Is the solution safe, useful and fair?
How should the different pieces work together?
What should we try when the first idea does not work?
Those questions require human judgment, creativity and technical understanding.
As Huang has emphasized, the tasks people perform and the ultimate purpose of their jobs are related, but they are not the same. At Carnegie Mellon University’s 2026 commencement, he similarly told graduates that AI automates tasks while elevating workers and creating new possibilities.

Learning to Code Is About More Than Code
At Coder’s Clubhouse, our students certainly learn programming skills. But what they are really practicing goes much deeper.
They learn how to break a complicated idea into smaller steps. They learn to test their work, find mistakes and try again. They experience the frustration of a project not working—and the satisfaction of finally figuring out why.

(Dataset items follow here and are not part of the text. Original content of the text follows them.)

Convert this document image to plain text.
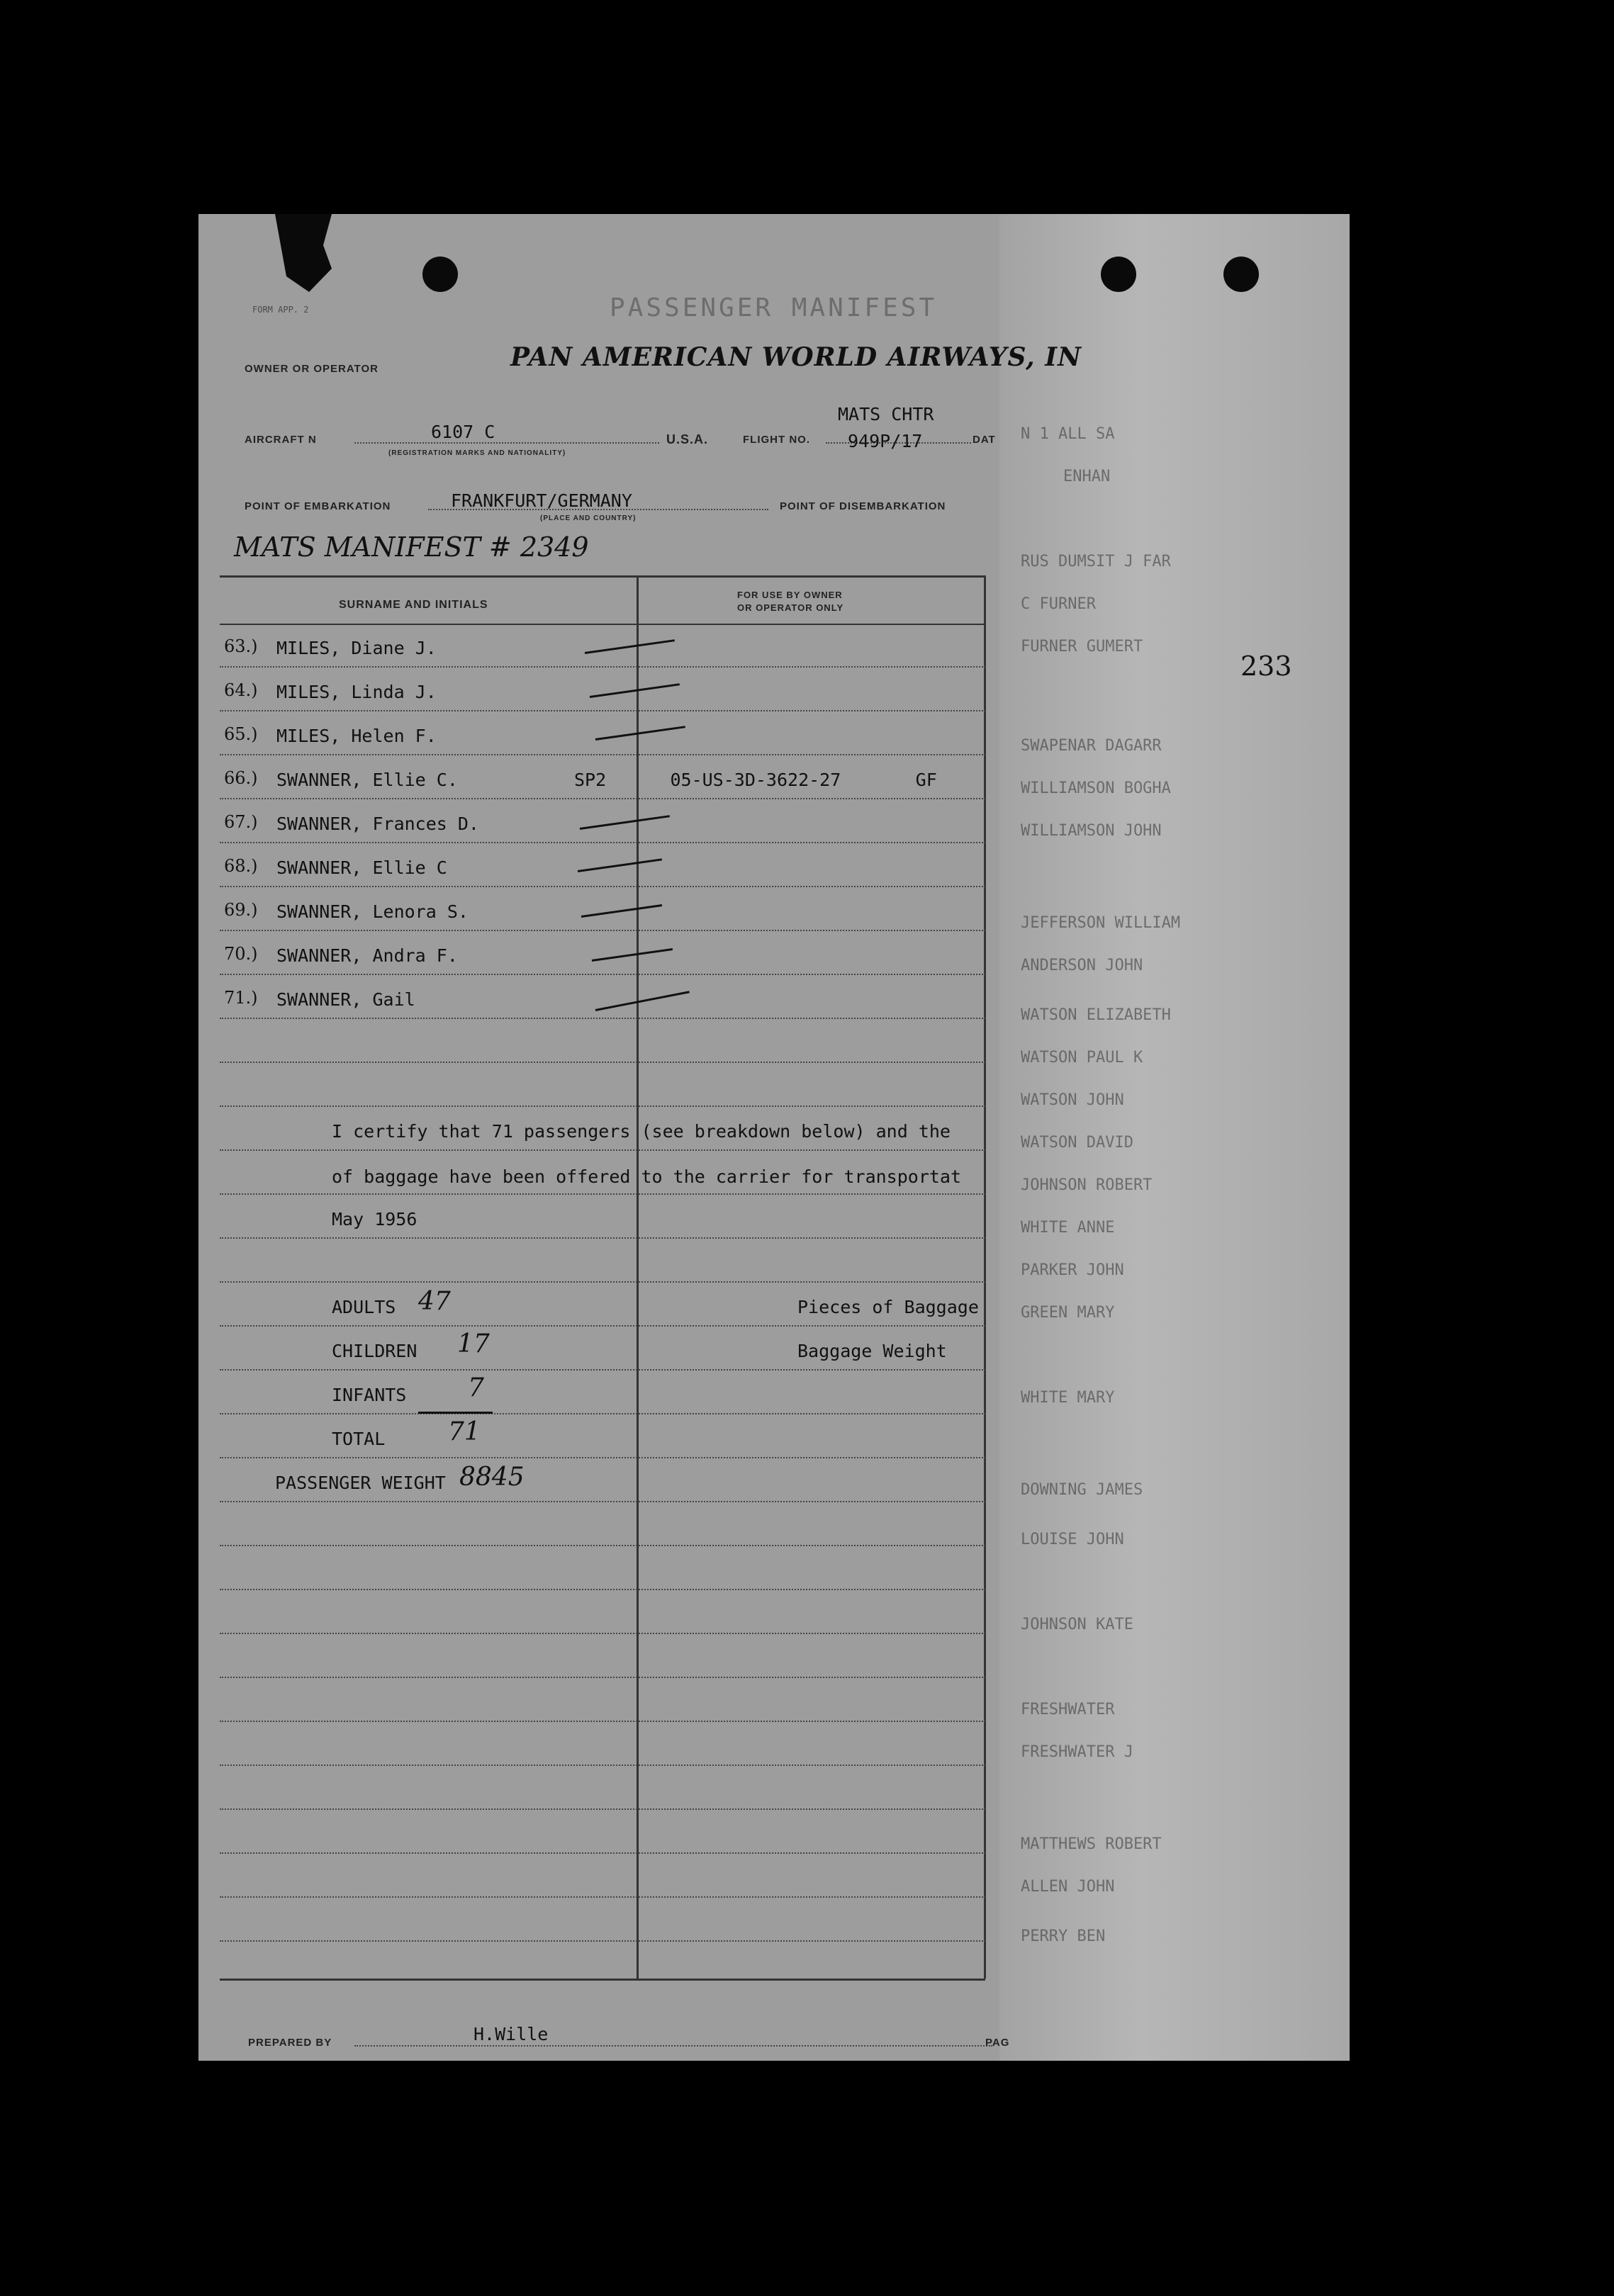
N 1 ALL SA
ENHAN
RUS DUMSIT J FAR
C FURNER
FURNER GUMERT
SWAPENAR DAGARR
WILLIAMSON BOGHA
WILLIAMSON JOHN
JEFFERSON WILLIAM
ANDERSON JOHN
WATSON ELIZABETH
WATSON PAUL K
WATSON JOHN
WATSON DAVID
JOHNSON ROBERT
WHITE ANNE
PARKER JOHN
GREEN MARY
WHITE MARY
DOWNING JAMES
LOUISE JOHN
JOHNSON KATE
FRESHWATER
FRESHWATER J
MATTHEWS ROBERT
ALLEN JOHN
PERRY BEN
FORM APP. 2	PASSENGER MANIFEST
OWNER OR OPERATOR	PAN AMERICAN WORLD AIRWAYS, IN
AIRCRAFT N	6107 C
(REGISTRATION MARKS AND NATIONALITY)
U.S.A.	FLIGHT NO.
MATS CHTR
949P/17	DAT
POINT OF EMBARKATION	FRANKFURT/GERMANY
(PLACE AND COUNTRY)
POINT OF DISEMBARKATION
MATS MANIFEST # 2349
233
SURNAME AND INITIALS
FOR USE BY OWNER
OR OPERATOR ONLY
63.) MILES, Diane J.
64.) MILES, Linda J.
65.) MILES, Helen F.
66.) SWANNER, Ellie C.	SP2      05-US-3D-3622-27       GF
67.) SWANNER, Frances D.
68.) SWANNER, Ellie C
69.) SWANNER, Lenora S.
70.) SWANNER, Andra F.
71.) SWANNER, Gail
I certify that 71 passengers (see breakdown below) and the
of baggage have been offered to the carrier for transportat
May 1956
ADULTS 47
CHILDREN 17
INFANTS 7
TOTAL 71
PASSENGER WEIGHT 8845
Pieces of Baggage
Baggage Weight
PREPARED BY	H.Wille	PAG
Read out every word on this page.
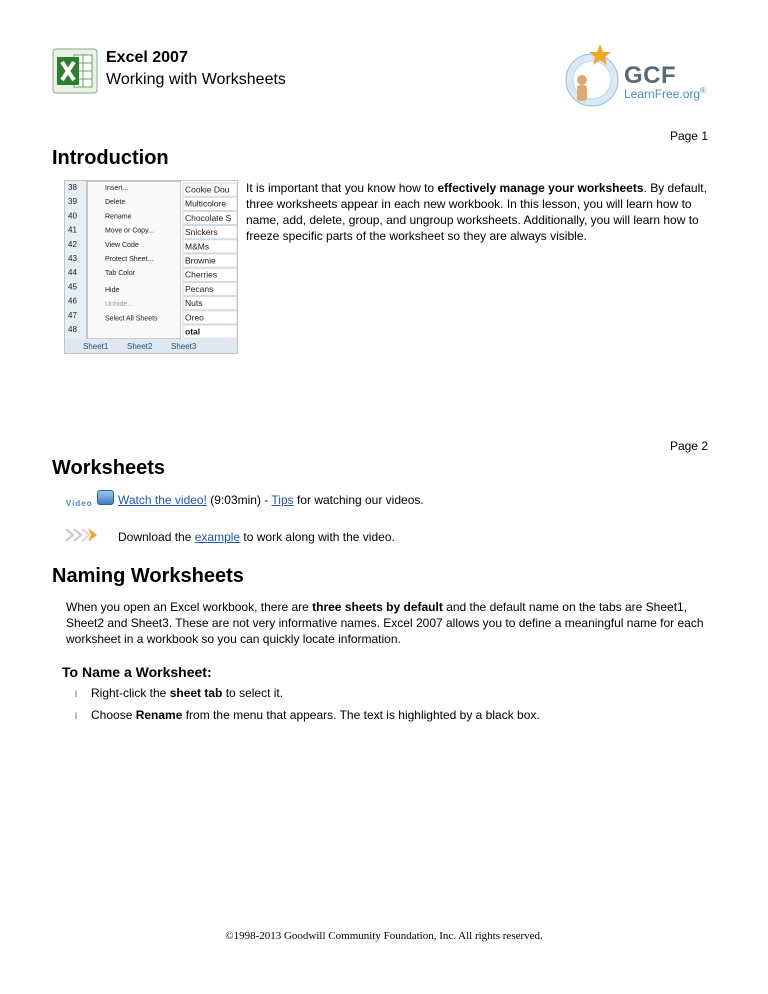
Excel 2007
Working with Worksheets	GCF
LearnFree.org®
Page 1
Introduction
38
39
40
41
42
43
44
45
46
47
48
Cookie Dou
Multicolore
Chocolate S
Snickers
M&Ms
Brownie
Cherries
Pecans
Nuts
Oreo
otal
Insert...
Delete
Rename
Move or Copy...
View Code
Protect Sheet...
Tab Color
Hide
Unhide...
Select All Sheets
Sheet1 Sheet2 Sheet3
It is important that you know how to effectively manage your worksheets. By default, three worksheets appear in each new workbook. In this lesson, you will learn how to name, add, delete, group, and ungroup worksheets. Additionally, you will learn how to freeze specific parts of the worksheet so they are always visible.
Page 2
Worksheets
Video Watch the video! (9:03min) - Tips for watching our videos.
Download the example to work along with the video.
Naming Worksheets
When you open an Excel workbook, there are three sheets by default and the default name on the tabs are Sheet1, Sheet2 and Sheet3. These are not very informative names. Excel 2007 allows you to define a meaningful name for each worksheet in a workbook so you can quickly locate information.
To Name a Worksheet:
l Right-click the sheet tab to select it.
l Choose Rename from the menu that appears. The text is highlighted by a black box.
©1998-2013 Goodwill Community Foundation, Inc. All rights reserved.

They also learn that technology is something they can shape, not simply consume.
These skills become more valuable as AI tools improve. A child who understands how technology works will be better prepared to guide AI, evaluate its output and use it to create something meaningful. A child who has never developed those foundational skills may be able to ask an AI tool for an answer, but they will have a much harder time knowing whether that answer is correct or what to do when it fails.
AI may lower some of the barriers to building software. That could allow more people to create more ambitious projects. But greater access to powerful tools makes critical thinking and technical literacy more important—not less.
This is the central point highlighted in the original blog brief: students are developing a problem-solving mindset that becomes more valuable as their tools become more capable.
This May Be One of the Best Times to Learn
Every major technological shift changes the work people do. Calculators changed mathematics. Computers changed nearly every office job. Digital cameras changed photography. None of those tools eliminated the need for people who understood the underlying craft.
They changed what those people were capable of accomplishing.
AI will undoubtedly change programming. Students may spend less time memorizing syntax and more time designing systems, evaluating results, solving larger problems and bringing their ideas to life. That is not the end of computer science. It is the next stage of it.
Huang told Carnegie Mellon graduates that no generation has entered the workforce with more powerful tools or greater opportunities. He described the current moment as the beginning of a new era of science, discovery and industry.
So, should kids still learn to code?
Absolutely.
They should learn to code not because programming will remain exactly the same, but because it will continue to evolve. The young people who understand technology, think computationally and know how to solve problems will be positioned to help shape what comes next.
The company powering much of the AI revolution is not telling students to walk away from computer science. Its founder is warning us about the harm caused when we scare them away from it.
That is a message worth sharing.
Sources: How I Built This with Guy Raz, “NVIDIA: Jensen Huang—From Near Collapse to Becoming the World’s Biggest Company,” released May 18, 2026; NVIDIA’s coverage of Jensen Huang’s 2026 World Economic Forum discussion and Carnegie Mellon University commencement address.